In a later account by Richard Hawkins, Drake reported that he had made his way to the southernmost point of the island, and, stretching out over the edge, was able to claim that he had been "more further south than ... any man as yet known".

==Fate==
Elizabeth Island, and Port Sir Francis Drake, appeared on maps as late as that of Emanuel Bowen in 1747, but neither place was visited or seen again.
Because of this, later writers have contended that Drake actually landed at Cape Horn, from an account of the voyage – The World Encompassed – by Drake's nephew in 1628. However, Riesenberg points out that Horn Island lacks wood, or fresh water, or a safe haven, or any other feature that Drake described, and offered an alternative suggestion. He notes that the position of the island is that of the Pactolus Bank, a seamount rising to within 70 fathom of the surface, and suggests that the bank is the remnant of the island, disappeared in some volcanic eruption, or erosion by icebergs. The bank was discovered in 1885 by Capt. WD Burnham of the American ship Pactolus, but more recent surveys have been unable to find the bank either, suggesting that it too may be a phantom island. However historian Mateo Martinic considers Sars Bank, 350 km south of Diego Ramírez Islands, as a better fit for Elizabeth Island.

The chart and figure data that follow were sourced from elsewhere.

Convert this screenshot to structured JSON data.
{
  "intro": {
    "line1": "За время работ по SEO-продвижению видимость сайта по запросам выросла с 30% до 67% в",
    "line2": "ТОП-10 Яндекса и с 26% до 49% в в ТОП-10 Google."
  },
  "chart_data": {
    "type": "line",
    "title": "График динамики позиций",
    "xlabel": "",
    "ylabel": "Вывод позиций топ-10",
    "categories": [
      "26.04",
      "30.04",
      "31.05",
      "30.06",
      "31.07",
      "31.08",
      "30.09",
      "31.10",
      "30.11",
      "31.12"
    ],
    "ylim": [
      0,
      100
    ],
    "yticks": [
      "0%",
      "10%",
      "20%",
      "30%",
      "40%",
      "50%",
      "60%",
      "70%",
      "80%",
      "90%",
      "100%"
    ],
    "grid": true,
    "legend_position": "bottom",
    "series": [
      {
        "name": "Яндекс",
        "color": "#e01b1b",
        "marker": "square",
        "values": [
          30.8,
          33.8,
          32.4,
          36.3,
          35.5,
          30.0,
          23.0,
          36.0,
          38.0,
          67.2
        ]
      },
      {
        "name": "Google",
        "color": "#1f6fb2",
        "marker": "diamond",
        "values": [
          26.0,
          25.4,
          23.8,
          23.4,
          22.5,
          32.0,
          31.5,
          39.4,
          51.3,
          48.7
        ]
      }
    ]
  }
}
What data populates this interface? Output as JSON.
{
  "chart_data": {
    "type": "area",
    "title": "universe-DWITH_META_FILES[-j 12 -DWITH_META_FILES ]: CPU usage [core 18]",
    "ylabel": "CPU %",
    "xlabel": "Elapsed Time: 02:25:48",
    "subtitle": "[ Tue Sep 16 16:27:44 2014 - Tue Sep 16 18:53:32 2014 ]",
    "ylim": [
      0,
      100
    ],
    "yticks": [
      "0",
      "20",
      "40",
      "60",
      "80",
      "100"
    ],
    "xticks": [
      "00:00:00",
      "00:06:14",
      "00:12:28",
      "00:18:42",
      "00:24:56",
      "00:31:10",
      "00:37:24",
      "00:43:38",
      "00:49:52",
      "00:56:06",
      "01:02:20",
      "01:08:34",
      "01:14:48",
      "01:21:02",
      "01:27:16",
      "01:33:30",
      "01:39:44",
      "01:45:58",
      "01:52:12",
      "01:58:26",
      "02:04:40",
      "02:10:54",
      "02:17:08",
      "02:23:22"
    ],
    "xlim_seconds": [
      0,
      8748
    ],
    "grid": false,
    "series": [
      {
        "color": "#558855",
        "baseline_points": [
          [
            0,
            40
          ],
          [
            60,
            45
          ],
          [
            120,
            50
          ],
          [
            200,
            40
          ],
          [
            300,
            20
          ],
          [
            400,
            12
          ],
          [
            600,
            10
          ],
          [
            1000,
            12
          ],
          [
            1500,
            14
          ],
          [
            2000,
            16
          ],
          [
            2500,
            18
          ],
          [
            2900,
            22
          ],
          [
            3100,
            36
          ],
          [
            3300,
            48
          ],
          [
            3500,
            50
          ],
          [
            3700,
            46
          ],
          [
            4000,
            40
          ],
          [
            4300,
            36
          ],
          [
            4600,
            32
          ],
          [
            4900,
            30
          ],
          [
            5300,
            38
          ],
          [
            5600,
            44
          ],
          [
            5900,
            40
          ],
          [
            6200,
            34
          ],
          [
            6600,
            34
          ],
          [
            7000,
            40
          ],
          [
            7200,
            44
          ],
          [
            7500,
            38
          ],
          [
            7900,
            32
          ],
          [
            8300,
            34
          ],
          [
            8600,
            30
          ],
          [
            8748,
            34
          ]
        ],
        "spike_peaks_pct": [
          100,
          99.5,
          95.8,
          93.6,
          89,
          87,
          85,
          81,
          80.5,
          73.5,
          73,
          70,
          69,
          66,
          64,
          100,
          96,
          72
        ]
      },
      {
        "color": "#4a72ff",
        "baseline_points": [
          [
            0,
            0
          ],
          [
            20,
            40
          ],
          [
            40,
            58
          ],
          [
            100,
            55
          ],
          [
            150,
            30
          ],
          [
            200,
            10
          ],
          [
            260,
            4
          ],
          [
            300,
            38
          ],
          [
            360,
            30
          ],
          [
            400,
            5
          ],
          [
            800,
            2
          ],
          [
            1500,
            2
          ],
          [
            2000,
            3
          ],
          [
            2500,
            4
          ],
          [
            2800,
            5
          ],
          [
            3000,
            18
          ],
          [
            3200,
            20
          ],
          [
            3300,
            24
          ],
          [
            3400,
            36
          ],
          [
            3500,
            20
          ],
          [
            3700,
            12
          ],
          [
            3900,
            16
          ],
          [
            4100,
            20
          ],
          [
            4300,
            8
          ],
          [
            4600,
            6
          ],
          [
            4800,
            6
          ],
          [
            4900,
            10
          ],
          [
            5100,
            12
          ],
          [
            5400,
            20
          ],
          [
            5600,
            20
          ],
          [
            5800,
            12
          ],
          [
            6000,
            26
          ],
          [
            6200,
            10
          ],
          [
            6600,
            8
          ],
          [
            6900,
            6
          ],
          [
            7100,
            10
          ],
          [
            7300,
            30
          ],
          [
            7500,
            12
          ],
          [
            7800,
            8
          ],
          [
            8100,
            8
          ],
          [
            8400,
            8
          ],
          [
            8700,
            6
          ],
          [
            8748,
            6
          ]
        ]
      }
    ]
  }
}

Another Elizabeth Island in the Straits of Magellan was named and claimed for England by Drake on 24 August 1578. Further confusing the issue, the entire Tierra del Fuego archipelago was called the Elizabethides or Elizabeth Islands.

Elizabeth Island would be significant as one of the first English territorial claims in the New World, preceding Drake's claim of New Albion in 1579 and Humphrey Gilbert's claim of Newfoundland in 1583. Only Martin Frobisher's claims in Baffin Island (1576) and Greenland were earlier.